WIP: MGM mode for magma/kuznyechik cipher. Initial implementation.

[igrkir]

To make tests pass through we need to update OpenSSL's objects.txt file with new identifiers:

• kuznyechik-mgm
• magma-mgm

[igrkir]

What is the best choice to add identifiers?
I can create additional directory to add script to apply this changes to OpenSSL. But it seems to me, that 'master' branch is bad place for it.

[igrkir]

I have applied this changes on my local computer.
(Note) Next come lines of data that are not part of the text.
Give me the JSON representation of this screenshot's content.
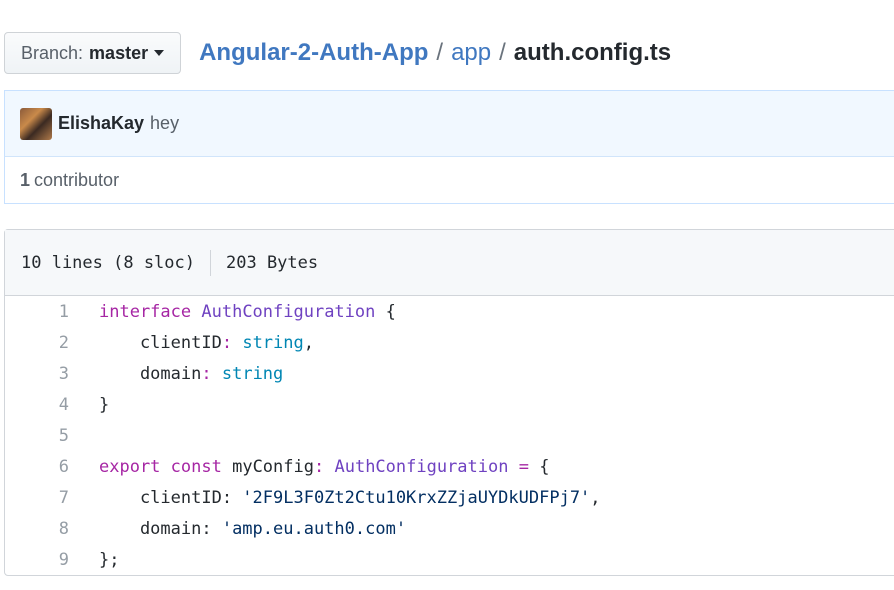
{
  "file_nav": {
    "branch_prefix": "Branch:",
    "branch_name": "master",
    "repo": "Angular-2-Auth-App",
    "folder": "app",
    "file": "auth.config.ts",
    "separator": "/"
  },
  "commit": {
    "author": "ElishaKay",
    "message": "hey"
  },
  "contributors": {
    "count": "1",
    "label": "contributor"
  },
  "file_info": {
    "lines": "10 lines (8 sloc)",
    "size": "203 Bytes"
  },
  "code_lines": [
    {
      "num": "1",
      "parts": [
        [
          "k",
          "interface"
        ],
        [
          "p",
          " "
        ],
        [
          "t",
          "AuthConfiguration"
        ],
        [
          "p",
          " {"
        ]
      ]
    },
    {
      "num": "2",
      "parts": [
        [
          "p",
          "    clientID"
        ],
        [
          "k",
          ":"
        ],
        [
          "p",
          " "
        ],
        [
          "b",
          "string"
        ],
        [
          "p",
          ","
        ]
      ]
    },
    {
      "num": "3",
      "parts": [
        [
          "p",
          "    domain"
        ],
        [
          "k",
          ":"
        ],
        [
          "p",
          " "
        ],
        [
          "b",
          "string"
        ]
      ]
    },
    {
      "num": "4",
      "parts": [
        [
          "p",
          "}"
        ]
      ]
    },
    {
      "num": "5",
      "parts": []
    },
    {
      "num": "6",
      "parts": [
        [
          "k",
          "export"
        ],
        [
          "p",
          " "
        ],
        [
          "k",
          "const"
        ],
        [
          "p",
          " myConfig"
        ],
        [
          "k",
          ":"
        ],
        [
          "p",
          " "
        ],
        [
          "t",
          "AuthConfiguration"
        ],
        [
          "p",
          " "
        ],
        [
          "k",
          "="
        ],
        [
          "p",
          " {"
        ]
      ]
    },
    {
      "num": "7",
      "parts": [
        [
          "p",
          "    clientID: "
        ],
        [
          "s",
          "'2F9L3F0Zt2Ctu10KrxZZjaUYDkUDFPj7'"
        ],
        [
          "p",
          ","
        ]
      ]
    },
    {
      "num": "8",
      "parts": [
        [
          "p",
          "    domain: "
        ],
        [
          "s",
          "'amp.eu.auth0.com'"
        ]
      ]
    },
    {
      "num": "9",
      "parts": [
        [
          "p",
          "};"
        ]
      ]
    }
  ],
  "colors": {
    "link": "#4078c0",
    "keyword": "#a626a4",
    "type": "#6f42c1",
    "builtin": "#0086b3",
    "string": "#032f62"
  }
}
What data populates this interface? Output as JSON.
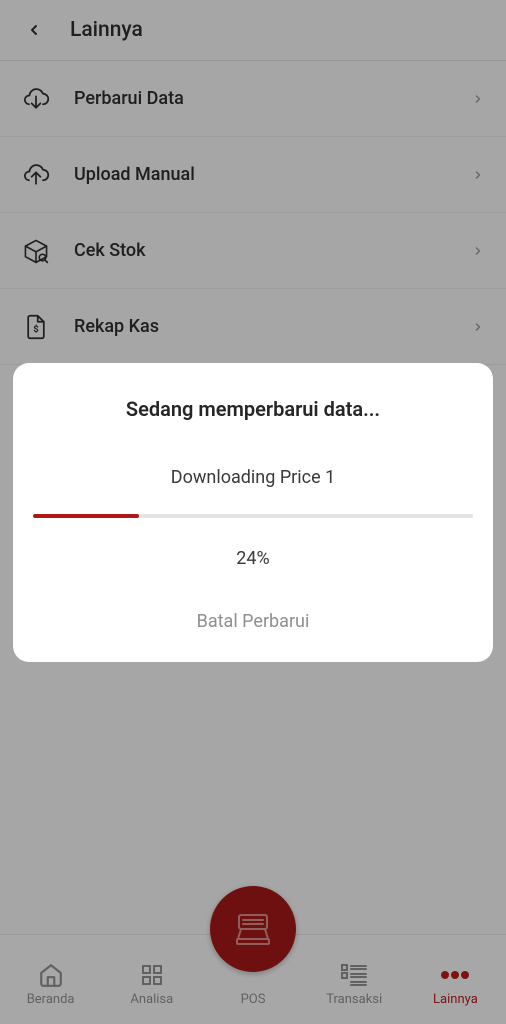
{
  "header": {
    "title": "Lainnya"
  },
  "menu": {
    "items": [
      {
        "label": "Perbarui Data",
        "icon": "cloud-download-icon"
      },
      {
        "label": "Upload Manual",
        "icon": "cloud-upload-icon"
      },
      {
        "label": "Cek Stok",
        "icon": "box-search-icon"
      },
      {
        "label": "Rekap Kas",
        "icon": "file-money-icon"
      }
    ]
  },
  "modal": {
    "title": "Sedang memperbarui data...",
    "status": "Downloading Price 1",
    "percent_value": 24,
    "percent_text": "24%",
    "cancel": "Batal Perbarui"
  },
  "nav": {
    "items": [
      {
        "label": "Beranda",
        "key": "home"
      },
      {
        "label": "Analisa",
        "key": "analisa"
      },
      {
        "label": "POS",
        "key": "pos"
      },
      {
        "label": "Transaksi",
        "key": "transaksi"
      },
      {
        "label": "Lainnya",
        "key": "lainnya"
      }
    ],
    "active": "lainnya"
  },
  "colors": {
    "accent": "#b01717",
    "text": "#2e2e2e",
    "muted": "#8f8f8f"
  }
}
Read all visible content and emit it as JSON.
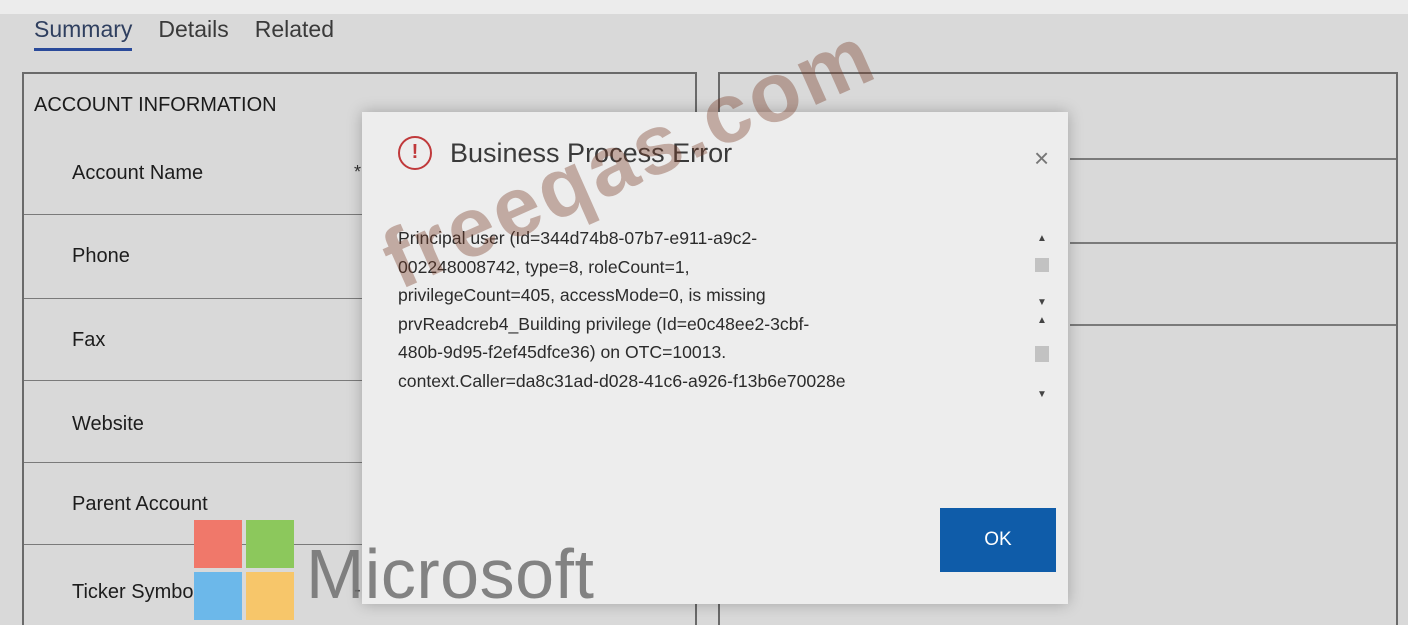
{
  "tabs": [
    {
      "label": "Summary",
      "active": true
    },
    {
      "label": "Details",
      "active": false
    },
    {
      "label": "Related",
      "active": false
    }
  ],
  "account_section": {
    "title": "ACCOUNT INFORMATION",
    "fields": [
      {
        "label": "Account Name",
        "indicator": "*"
      },
      {
        "label": "Phone",
        "indicator": ""
      },
      {
        "label": "Fax",
        "indicator": ""
      },
      {
        "label": "Website",
        "indicator": ""
      },
      {
        "label": "Parent Account",
        "indicator": ""
      },
      {
        "label": "Ticker Symbol",
        "indicator": "-"
      }
    ]
  },
  "dialog": {
    "title": "Business Process Error",
    "close_symbol": "×",
    "icon": "error-icon",
    "icon_symbol": "!",
    "message_lines": [
      "Principal user (Id=344d74b8-07b7-e911-a9c2-",
      "002248008742, type=8, roleCount=1,",
      "privilegeCount=405, accessMode=0, is missing",
      "prvReadcreb4_Building privilege (Id=e0c48ee2-3cbf-",
      "480b-9d95-f2ef45dfce36) on OTC=10013.",
      "context.Caller=da8c31ad-d028-41c6-a926-f13b6e70028e"
    ],
    "ok_label": "OK"
  },
  "watermark": {
    "text": "freeqas.com"
  },
  "logo": {
    "text": "Microsoft",
    "colors": [
      "#f25022",
      "#7fba00",
      "#00a4ef",
      "#ffb900"
    ]
  },
  "colors": {
    "ok_button": "#0f5ca9",
    "error_icon": "#c0393b",
    "active_tab": "#2a4a9a"
  }
}
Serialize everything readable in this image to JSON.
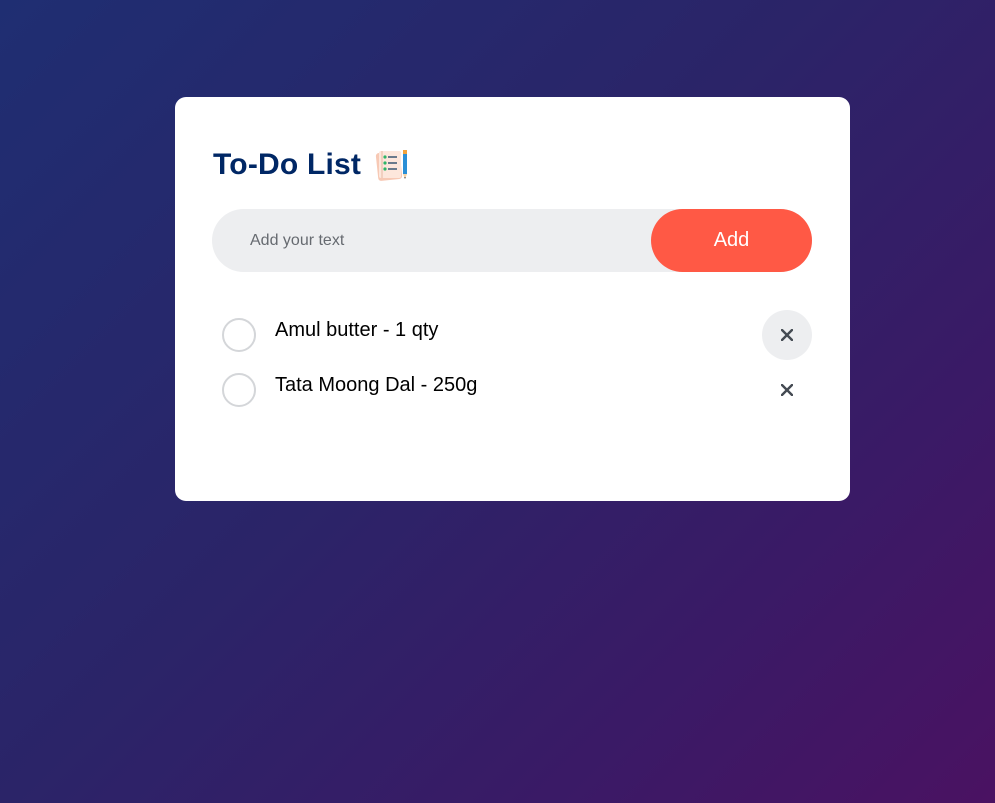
{
  "app": {
    "title": "To-Do List",
    "title_icon": "notepad-checklist-icon"
  },
  "input": {
    "value": "",
    "placeholder": "Add your text"
  },
  "add_button": {
    "label": "Add"
  },
  "todos": [
    {
      "text": "Amul butter - 1 qty",
      "checked": false,
      "delete_icon": "close-icon",
      "hovered": true
    },
    {
      "text": "Tata Moong Dal - 250g",
      "checked": false,
      "delete_icon": "close-icon",
      "hovered": false
    }
  ],
  "colors": {
    "accent": "#ff5945",
    "title": "#002765",
    "input_bg": "#edeef0",
    "card_bg": "#ffffff",
    "background_start": "#1f2e72",
    "background_end": "#4a1262"
  }
}
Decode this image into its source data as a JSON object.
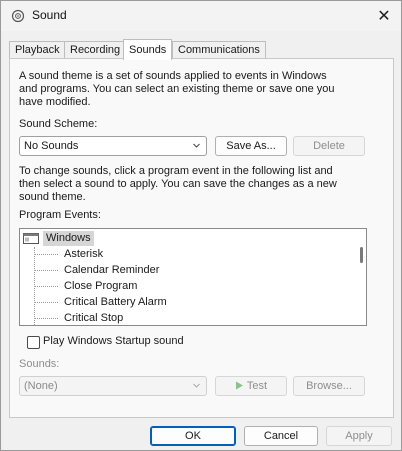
{
  "window": {
    "title": "Sound",
    "close_glyph": "✕",
    "app_icon": "speaker-icon"
  },
  "tabs": [
    {
      "label": "Playback",
      "active": false
    },
    {
      "label": "Recording",
      "active": false
    },
    {
      "label": "Sounds",
      "active": true
    },
    {
      "label": "Communications",
      "active": false
    }
  ],
  "sounds": {
    "intro": [
      "A sound theme is a set of sounds applied to events in Windows",
      "and programs.  You can select an existing theme or save one you",
      "have modified."
    ],
    "scheme_label": "Sound Scheme:",
    "scheme_value": "No Sounds",
    "save_as_label": "Save As...",
    "delete_label": "Delete",
    "change_text": [
      "To change sounds, click a program event in the following list and",
      "then select a sound to apply.  You can save the changes as a new",
      "sound theme."
    ],
    "events_label": "Program Events:",
    "events_root": "Windows",
    "events": [
      "Asterisk",
      "Calendar Reminder",
      "Close Program",
      "Critical Battery Alarm",
      "Critical Stop"
    ],
    "startup_label": "Play Windows Startup sound",
    "startup_checked": false,
    "sounds_label": "Sounds:",
    "sound_value": "(None)",
    "test_label": "Test",
    "browse_label": "Browse..."
  },
  "footer": {
    "ok_label": "OK",
    "cancel_label": "Cancel",
    "apply_label": "Apply"
  },
  "colors": {
    "accent": "#005fb8",
    "disabled_text": "#8e8e8e"
  }
}
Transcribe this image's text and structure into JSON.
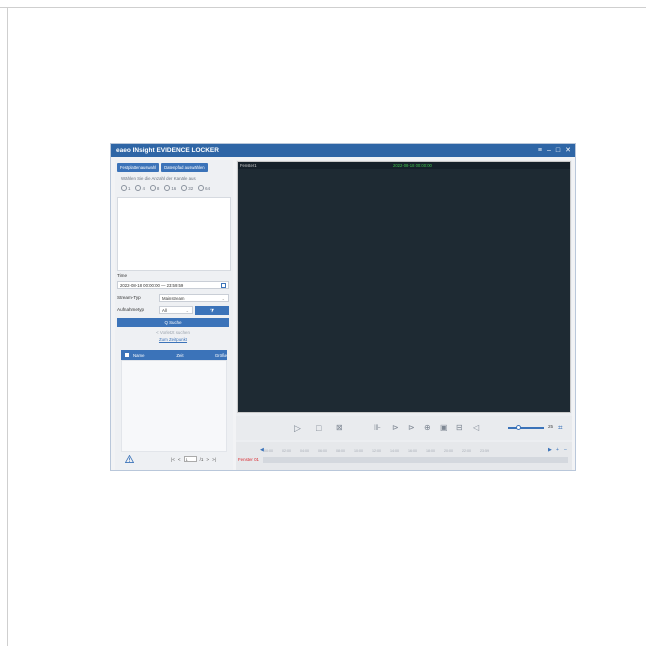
{
  "window": {
    "title": "eaeo INsight EVIDENCE LOCKER",
    "controls": [
      "≡",
      "–",
      "□",
      "✕"
    ]
  },
  "left_panel": {
    "buttons": [
      "Festplattenauswahl",
      "Datenpfad auswählen"
    ],
    "hint": "Wählen Sie die Anzahl der Kanäle aus",
    "channel_counts": [
      "1",
      "4",
      "8",
      "16",
      "32",
      "64"
    ],
    "time_label": "Time",
    "time_range": "2022-08-18 00:00:00 — 23:59:59",
    "stream_label": "Stream-Typ",
    "stream_value": "Mainstream",
    "record_label": "Aufnahmetyp",
    "record_value": "All",
    "filter_button": "⧩",
    "search_button": "Q  Suche",
    "prev_link": "< Vorletzt suchen",
    "timepoint_link": "Zum Zeitpunkt",
    "table_headers": [
      "Name",
      "Zeit",
      "Größe"
    ],
    "pager": {
      "first": "|<",
      "prev": "<",
      "page": "1",
      "total": "/1",
      "next": ">",
      "last": ">|"
    }
  },
  "player": {
    "window_label": "Fenster1",
    "timestamp": "2022-08-18 00:00:00",
    "volume": "25",
    "timeline_ticks": [
      "00:00",
      "02:00",
      "04:00",
      "06:00",
      "08:00",
      "10:00",
      "12:00",
      "14:00",
      "16:00",
      "18:00",
      "20:00",
      "22:00",
      "23:59"
    ],
    "track_name": "Fenster 01"
  },
  "colors": {
    "accent": "#3b73b9",
    "title_bar": "#2f66a6",
    "video_bg": "#1e2a33",
    "timestamp": "#3ec24a",
    "track_name": "#d9282f"
  }
}
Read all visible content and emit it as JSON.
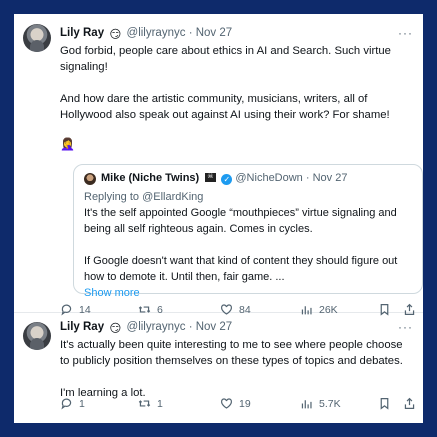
{
  "tweets": [
    {
      "name": "Lily Ray",
      "emoji": "😏",
      "handle": "@lilyraynyc",
      "date": "Nov 27",
      "more": "···",
      "lines": [
        "God forbid, people care about ethics in AI and Search. Such virtue signaling!",
        "And how dare the artistic community, musicians, writers, all of Hollywood also speak out against AI using their work? For shame!"
      ],
      "trailing_emoji": "🤦‍♀️",
      "quote": {
        "name": "Mike (Niche Twins)",
        "flag_icon": "pirate-flag-icon",
        "handle": "@NicheDown",
        "date": "Nov 27",
        "replying_prefix": "Replying to ",
        "replying_to": "@EllardKing",
        "lines": [
          "It's the self appointed Google “mouthpieces” virtue signaling and being all self righteous again. Comes in cycles.",
          "If Google doesn't want that kind of content they should figure out how to demote it. Until then, fair game. ..."
        ],
        "show_more": "Show more"
      },
      "actions": {
        "replies": "14",
        "retweets": "6",
        "likes": "84",
        "views": "26K"
      }
    },
    {
      "name": "Lily Ray",
      "emoji": "😏",
      "handle": "@lilyraynyc",
      "date": "Nov 27",
      "more": "···",
      "lines": [
        "It's actually been quite interesting to me to see where people choose to publicly position themselves on these types of topics and debates.",
        "I'm learning a lot."
      ],
      "actions": {
        "replies": "1",
        "retweets": "1",
        "likes": "19",
        "views": "5.7K"
      }
    }
  ],
  "colors": {
    "background": "#0e2a6b",
    "card": "#ffffff",
    "link": "#1d9bf0",
    "secondary_text": "#536471"
  }
}
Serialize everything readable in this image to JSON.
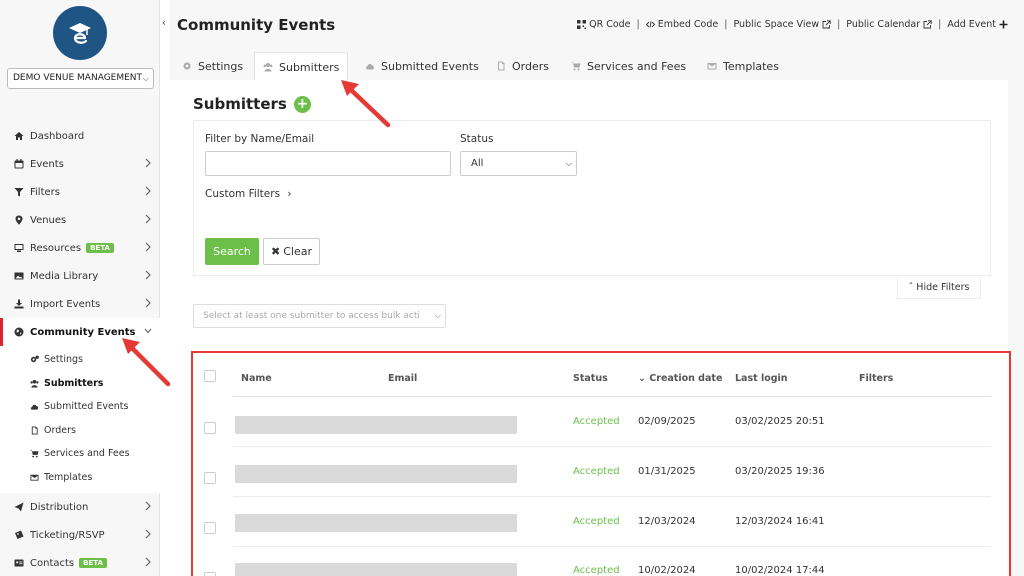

And it seems that all built in tests is passed through.

[igrkir]

This is my local changes to OpenSSL:

mgm.txt

[beldmit]

Sorry for the delay.

The big idea is

• we don't add new NIDs to openssl upstream, it will be rejected with probability > 90%
• we need supporting new ciphers only in providers because engine interface becomes deprecated
• so we implement MGM only as a part of provider, not as a part of engine.

After that it becomes possible to add support of ciphersuites to openssl.

[igrkir]

ok. thanks.
should MGM be available in "engine" part of source code (e.g. for internal use), or only in "provider" part through it's API?

[beldmit]

In theory, you could dynamically register NIDs for them. In practice I don't see much sense, so let's leave it in provider part only.

[igrkir]

so, no internal tests for engine, only for provider case?

[beldmit]

yes. You should write the C test loading the provider, fetching an algorithm and performing test.